Jadeante, Corazón Tenaz se paró y miró alrededor. La tienda se había prendido fuego y pronto se transformaría en una señal de alarma para las tropas enemigas. Su único pensamiento fue que tenían que darse prisa. Corrió hasta las jaulas y empezó a abrir todas las puertas que pudo.

—¡Teníamos que actuar en silencio! ¿Qué ha pasado? —gritó Brazofort, llegando con un séquito de prisioneros de rostro asustado.

—Ha habido un imprevisto —contestó Corazón Tenaz mientras empujaba a los prisioneros hacia el Pantano Negro—. ¡Vamos, de prisa, de prisa!

—¿Tú? —exclamó una voz a su espalda.

El caballero se volvió y sus ojos se cruzaron con la mirada estupefacta de Régulus. Llevaba de la mano a la chica morena, la elfa forestal, pero con ellos no estaban ni Sombrío ni la joven Spica.

—¡No hay tiempo para explicaciones! —gritó—. Tomad —añadió, tirándoles dos sables que les había quitado a los orcos— y seguid a Brazofort. ¡Yo me ocuparé de la retaguardia!

—¡Moriremos todos! —dijo un prisionero.

—¡Todos fuera! ¡Venga! —los azuzó Corazón Tenaz con determinación. No tenía tiempo de pedir explicaciones o información sobre Sombrío… Se quedó mirándolos hasta que los vio sobrepasar el vallado de los campos de trabajo, pero de repente se dio cuenta de que ninguno de ellos podría llegar muy lejos: como flechas contra el fondo violáceo de las nubes, se acercaban las sombras amenazadoras de los dragones negros.

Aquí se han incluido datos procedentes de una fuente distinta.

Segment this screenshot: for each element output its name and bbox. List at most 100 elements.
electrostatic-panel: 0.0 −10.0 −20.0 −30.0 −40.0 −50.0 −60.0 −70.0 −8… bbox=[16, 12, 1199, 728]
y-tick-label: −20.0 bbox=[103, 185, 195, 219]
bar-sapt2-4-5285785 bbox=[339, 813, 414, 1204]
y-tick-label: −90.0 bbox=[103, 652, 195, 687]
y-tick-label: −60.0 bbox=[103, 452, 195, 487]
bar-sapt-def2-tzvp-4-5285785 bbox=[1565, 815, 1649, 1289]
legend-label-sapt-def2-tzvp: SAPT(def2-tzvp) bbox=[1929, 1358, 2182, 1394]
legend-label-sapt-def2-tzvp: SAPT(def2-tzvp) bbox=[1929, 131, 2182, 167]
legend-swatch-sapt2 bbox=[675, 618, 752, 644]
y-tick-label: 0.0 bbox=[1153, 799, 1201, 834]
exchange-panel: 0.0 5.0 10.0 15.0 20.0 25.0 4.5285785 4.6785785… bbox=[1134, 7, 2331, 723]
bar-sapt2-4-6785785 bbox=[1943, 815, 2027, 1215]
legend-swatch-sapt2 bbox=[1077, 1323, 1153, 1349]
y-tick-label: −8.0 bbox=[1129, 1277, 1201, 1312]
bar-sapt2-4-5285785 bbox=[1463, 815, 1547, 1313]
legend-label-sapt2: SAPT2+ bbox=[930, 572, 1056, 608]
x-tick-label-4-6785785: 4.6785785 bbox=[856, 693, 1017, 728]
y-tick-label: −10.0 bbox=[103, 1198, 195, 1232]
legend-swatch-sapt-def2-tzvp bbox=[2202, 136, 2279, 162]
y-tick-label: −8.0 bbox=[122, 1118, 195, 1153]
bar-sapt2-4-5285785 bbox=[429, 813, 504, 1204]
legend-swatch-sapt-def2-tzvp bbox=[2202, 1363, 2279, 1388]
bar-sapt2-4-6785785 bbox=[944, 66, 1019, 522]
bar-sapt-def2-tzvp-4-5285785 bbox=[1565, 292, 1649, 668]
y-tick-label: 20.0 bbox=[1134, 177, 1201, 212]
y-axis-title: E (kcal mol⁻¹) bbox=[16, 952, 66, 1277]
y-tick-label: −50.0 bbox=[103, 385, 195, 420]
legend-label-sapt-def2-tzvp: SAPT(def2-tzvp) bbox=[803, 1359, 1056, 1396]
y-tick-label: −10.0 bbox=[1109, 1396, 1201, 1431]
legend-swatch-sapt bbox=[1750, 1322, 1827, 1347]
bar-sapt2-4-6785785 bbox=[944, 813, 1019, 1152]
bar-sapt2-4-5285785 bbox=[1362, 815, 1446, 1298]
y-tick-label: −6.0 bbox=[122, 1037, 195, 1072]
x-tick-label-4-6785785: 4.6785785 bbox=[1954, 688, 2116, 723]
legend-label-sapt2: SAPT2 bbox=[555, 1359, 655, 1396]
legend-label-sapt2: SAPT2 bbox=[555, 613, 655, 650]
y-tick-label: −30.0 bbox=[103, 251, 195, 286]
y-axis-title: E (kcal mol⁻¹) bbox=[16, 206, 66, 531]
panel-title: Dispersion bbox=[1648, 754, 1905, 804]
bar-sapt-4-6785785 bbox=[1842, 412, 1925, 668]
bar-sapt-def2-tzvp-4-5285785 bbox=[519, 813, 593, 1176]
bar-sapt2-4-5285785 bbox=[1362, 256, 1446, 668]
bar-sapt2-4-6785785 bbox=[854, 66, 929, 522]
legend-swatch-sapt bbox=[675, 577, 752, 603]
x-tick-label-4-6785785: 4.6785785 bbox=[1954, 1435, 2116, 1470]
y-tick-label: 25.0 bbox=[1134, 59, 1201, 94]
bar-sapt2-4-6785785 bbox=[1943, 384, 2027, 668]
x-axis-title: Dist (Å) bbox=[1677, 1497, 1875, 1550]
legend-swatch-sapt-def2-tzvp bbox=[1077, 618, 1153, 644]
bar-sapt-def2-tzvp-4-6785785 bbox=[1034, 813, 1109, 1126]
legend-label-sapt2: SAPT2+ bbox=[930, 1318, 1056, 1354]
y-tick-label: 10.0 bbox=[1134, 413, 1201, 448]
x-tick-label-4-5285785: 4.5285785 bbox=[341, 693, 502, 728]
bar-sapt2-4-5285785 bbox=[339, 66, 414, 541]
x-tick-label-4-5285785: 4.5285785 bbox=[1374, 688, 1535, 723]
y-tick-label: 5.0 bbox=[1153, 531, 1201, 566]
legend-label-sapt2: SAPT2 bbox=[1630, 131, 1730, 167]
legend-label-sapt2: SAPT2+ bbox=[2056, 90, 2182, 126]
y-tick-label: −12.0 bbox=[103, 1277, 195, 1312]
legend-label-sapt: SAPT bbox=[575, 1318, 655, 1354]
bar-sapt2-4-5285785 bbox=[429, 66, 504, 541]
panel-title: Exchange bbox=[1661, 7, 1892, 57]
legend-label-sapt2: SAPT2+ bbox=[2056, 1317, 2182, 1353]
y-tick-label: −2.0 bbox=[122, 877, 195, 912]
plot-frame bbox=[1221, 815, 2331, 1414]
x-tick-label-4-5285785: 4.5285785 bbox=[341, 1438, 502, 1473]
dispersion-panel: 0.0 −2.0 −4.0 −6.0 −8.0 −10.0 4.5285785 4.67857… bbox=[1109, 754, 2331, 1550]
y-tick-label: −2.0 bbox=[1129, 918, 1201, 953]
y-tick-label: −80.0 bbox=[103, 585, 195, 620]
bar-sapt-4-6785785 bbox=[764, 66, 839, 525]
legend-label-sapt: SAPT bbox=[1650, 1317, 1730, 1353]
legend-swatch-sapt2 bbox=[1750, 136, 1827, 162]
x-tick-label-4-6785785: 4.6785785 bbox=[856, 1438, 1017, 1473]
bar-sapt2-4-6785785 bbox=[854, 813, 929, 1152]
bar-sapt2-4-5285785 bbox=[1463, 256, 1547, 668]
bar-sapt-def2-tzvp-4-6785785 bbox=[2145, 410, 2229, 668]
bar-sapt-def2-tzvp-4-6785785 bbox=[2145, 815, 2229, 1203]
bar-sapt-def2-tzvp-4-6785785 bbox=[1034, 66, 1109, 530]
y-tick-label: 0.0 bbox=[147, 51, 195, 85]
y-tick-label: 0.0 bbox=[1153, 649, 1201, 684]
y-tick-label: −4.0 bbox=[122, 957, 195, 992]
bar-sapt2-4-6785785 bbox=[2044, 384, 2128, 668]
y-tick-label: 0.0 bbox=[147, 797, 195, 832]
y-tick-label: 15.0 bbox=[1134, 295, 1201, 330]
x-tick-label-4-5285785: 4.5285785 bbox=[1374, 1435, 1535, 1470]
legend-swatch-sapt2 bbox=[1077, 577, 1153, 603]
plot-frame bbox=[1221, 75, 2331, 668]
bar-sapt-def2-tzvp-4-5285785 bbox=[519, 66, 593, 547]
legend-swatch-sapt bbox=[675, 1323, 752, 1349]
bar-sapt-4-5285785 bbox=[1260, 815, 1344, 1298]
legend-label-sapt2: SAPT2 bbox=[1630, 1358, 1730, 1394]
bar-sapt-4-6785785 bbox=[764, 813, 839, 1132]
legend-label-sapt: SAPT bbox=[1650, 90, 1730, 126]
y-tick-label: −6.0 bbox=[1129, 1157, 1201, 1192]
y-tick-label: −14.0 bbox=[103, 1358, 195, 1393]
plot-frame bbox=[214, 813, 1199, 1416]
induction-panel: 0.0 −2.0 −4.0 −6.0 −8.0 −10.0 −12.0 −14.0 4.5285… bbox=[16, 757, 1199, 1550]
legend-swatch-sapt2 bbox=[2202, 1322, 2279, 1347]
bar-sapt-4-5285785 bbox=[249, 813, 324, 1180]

—¡Al pantano! ¡Dirigios al pantano! —gritó.

Los esclavos corrieron, sin energía ni aliento, como pálidas sombras de lo que en otro tiempo habían sido. Instantes después, un estallido de sonidos y luz lo llenó todo. Bolas de fuego ardían a su alrededor mientras rugidos de dragones negros sacudían la tierra. Anchos surcos llameantes se abrieron en los campos.

Como en una pesadilla, Corazón Tenaz vio cómo se esfumaban sus esperanzas, cómo fracasaban sus planes. Lleno de rabia y frustración, volvió atrás a todo correr, haciendo frente a los orcos que empezaban a llegar.

¿Cómo había podido Floridiana confiar a su hijo, a Audaz, aquella misión? ¿Y por qué cada movimiento suyo para facilitar su misión, para tomar sobre sus hombros parte de aquella gran responsabilidad, resultaba inútil? ¿Por qué negarle la alegría y la esperanza de ver crecer a su hijo? ¿Por qué el destino quería arrebatarle a la última persona que le quedaba? La única persona por la cual, para protegerla, había renunciado a sí mismo.

Quizá Audaz había muerto, pensó de repente… Pero, si así era, ¡nada tenía ya sentido!

Nada.

Ni siquiera luchar.

Un tremendo fragor interrumpió sus pensamientos y lo obligó a levantar los ojos al cielo. Los prisioneros gritaron aterrorizados. Sólo Brazofort y él se quedaron mudos de estupor: lo que vieron surgir de las nubes era algo increíble.

Hubo un relámpago y luego otro, y otro más.

Los truenos fueron ensordecedores y las llamas dejaron grandes cicatrices en el suelo, mientras el rugido de Colamocha percutía contra el cielo y hacía temblar las murallas.

En la habitación más inaccesible del castillo, una sonrisa de satisfacción se dibujó en el rostro de la hermosa y pérfida Brujaxa.

—Llamad a Grueso. Quiero felicitarlo; finalmente ha logrado entrenar a un dragón azul —dijo.

Pero mientras hablaba, se dio cuenta de que algo no iba bien. Los rayos no caían sobre los prisioneros en fuga, sino que cruzaban el cielo y abatían a dragones negros. Uno, dos… La sonrisa de la Reina Negra se transformó rápidamente en un gruñido de rabia. Su voz pasó a ser un ladrido furibundo y estridente.

—¡Avisad a Calíope! —vociferó—. Debe darme muchas explicaciones.